マリアと別れたのは二人が共に住んでいた家のある平野だった。二日掛けてエスキナに帰り着いたタロウは、最終試験のいわばゴール地点である宿舎へと向かった。
「帰還しましたのだ」
現れたタロウに教官は驚いたような表情を浮かべた。
「貴様が生きて帰るとは思わなかったぞ」
「軟弱者にも意地がありますのだ。これも教官の指導のたまものですのだ」
調子の良いことを言うタロウ。教官は深く頷いた。
「一人でも多くの戦士が帰還するのはめでたいことだ。胸を張ると良い」
教官への挨拶を済ませたタロウは、司書のおっちゃんに顔を見せるべく図書室に向かった。
「ひさしぶりなのだおっちゃん。元気にしてたのだ?」
「おおタロウ! タロウじゃないか!」
司書は瞳に満面の喜びを讃えていた。感動した様子で椅子から立ち上がると、タロウの肩を掴んでそのむさくるしい胸元に抱き寄せた。
「お、おっちゃん。大袈裟なのだ」
「何が大袈裟なものか。良く生き延びたぞタロウ。これでおまえも一人前の戦士だっ」
目に涙を浮かべる司書がタロウには遠く感じられた。名目上タロウはエスキナの戦士となったが、それでも心はグロウズマウルに、より具体的に言えばマリアの傍にあった。そうでなければこの再会もより感動的に覚えたかと思うと、一抹の寂しさが微かに胸を過った。

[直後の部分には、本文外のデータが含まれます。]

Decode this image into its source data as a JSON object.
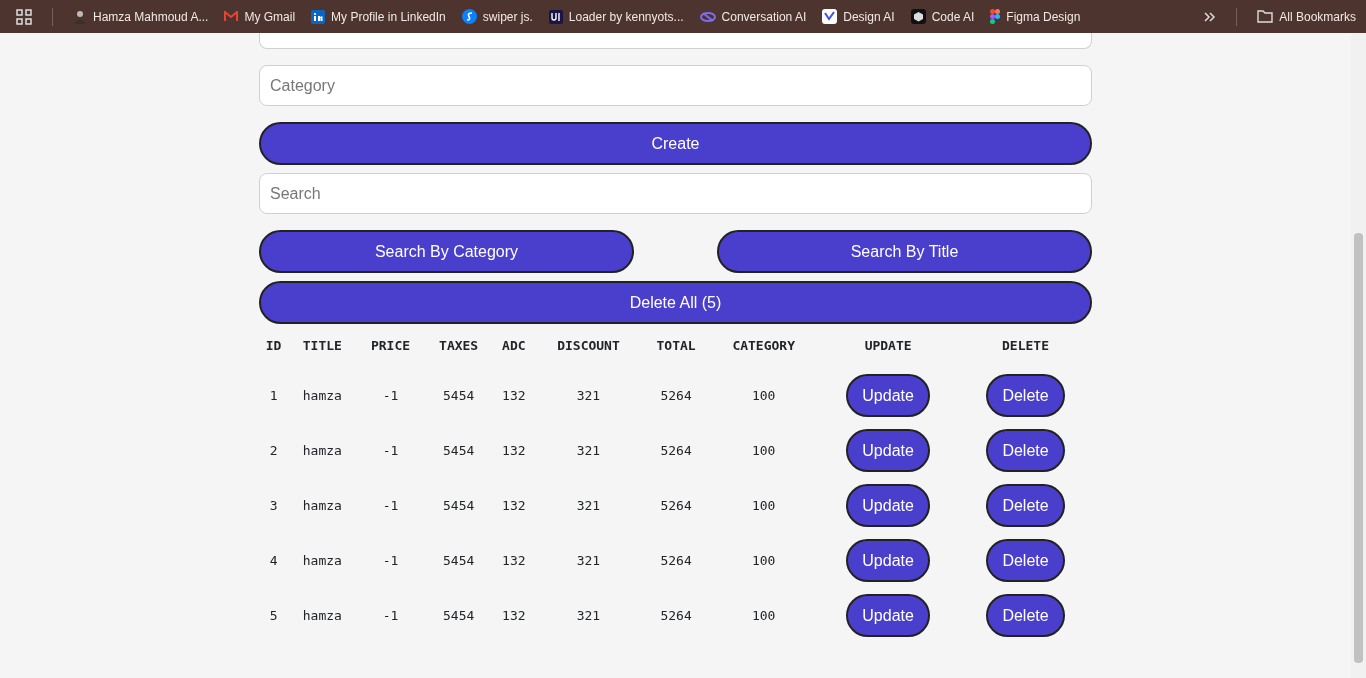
{
  "bookmarks": [
    {
      "label": "Hamza Mahmoud A..."
    },
    {
      "label": "My Gmail"
    },
    {
      "label": "My Profile in LinkedIn"
    },
    {
      "label": "swiper js."
    },
    {
      "label": "Loader by kennyots..."
    },
    {
      "label": "Conversation AI"
    },
    {
      "label": "Design AI"
    },
    {
      "label": "Code AI"
    },
    {
      "label": "Figma Design"
    }
  ],
  "all_bookmarks": "All Bookmarks",
  "form": {
    "category_placeholder": "Category",
    "create": "Create",
    "search_placeholder": "Search",
    "search_by_category": "Search By Category",
    "search_by_title": "Search By Title",
    "delete_all": "Delete All (5)"
  },
  "table": {
    "columns": [
      "ID",
      "TITLE",
      "PRICE",
      "TAXES",
      "ADC",
      "DISCOUNT",
      "TOTAL",
      "CATEGORY",
      "UPDATE",
      "DELETE"
    ],
    "rows": [
      {
        "cells": [
          "1",
          "hamza",
          "-1",
          "5454",
          "132",
          "321",
          "5264",
          "100"
        ],
        "update": "Update",
        "delete": "Delete"
      },
      {
        "cells": [
          "2",
          "hamza",
          "-1",
          "5454",
          "132",
          "321",
          "5264",
          "100"
        ],
        "update": "Update",
        "delete": "Delete"
      },
      {
        "cells": [
          "3",
          "hamza",
          "-1",
          "5454",
          "132",
          "321",
          "5264",
          "100"
        ],
        "update": "Update",
        "delete": "Delete"
      },
      {
        "cells": [
          "4",
          "hamza",
          "-1",
          "5454",
          "132",
          "321",
          "5264",
          "100"
        ],
        "update": "Update",
        "delete": "Delete"
      },
      {
        "cells": [
          "5",
          "hamza",
          "-1",
          "5454",
          "132",
          "321",
          "5264",
          "100"
        ],
        "update": "Update",
        "delete": "Delete"
      }
    ]
  }
}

「おっちゃんにまた会えたのは嬉しいのだ。今日まで生きられたのはおっちゃんの教えがあったからなのだ。ありがとうなのだ。これでもう同輩から殺されるようなことは滅多にないのだ!」
成人したタロウにはある種の人権が備わるようになり、これまで程は命を粗末に扱われることはなくなる。当分の間エスキナで諜報活動に努めるタロウにとって、それはありがたいことだった。
「いいや。生き延びたのはタロウが頑張ったからだ。タロウ、おまえは国王付きの近衛師団に入れ。俺が推薦する」
タロウは思わず目を丸くした。一人前の戦士となった後の若者の進路には様々なものがあるが、国王付きの近衛師団と言えば訓練成績が抜群な者だけが入れる、言わばエリート部隊だった。
「そんなところにおいらなんかが入れるのだ?」
「入れるとも。近衛師団に配属されるのに必要なのは、勇猛さや体力と言った前線の兵としての素質ではない。将来の軍の幹部・司令官候補として、氷のような頭脳と冷静さと言った素質が求められる。兵法の成績がずば抜けているおまえにはぴったりだ」
タロウは考える。近衛師団の仕事は宮城の内外の警備および、神官達の手足となって戦争関連の公務を行うことだ。となれば国家や軍に関する重要機密に触れる機会も多くなる。また近衛師団員はそのまま高級将校の候補生でもある。働きが認められれば、戦線における重要な任務に司令官として参加する機会も得られるだろう。それらはすべて、タロウの行うスパイ活動に対し極めて都合の良いことだった。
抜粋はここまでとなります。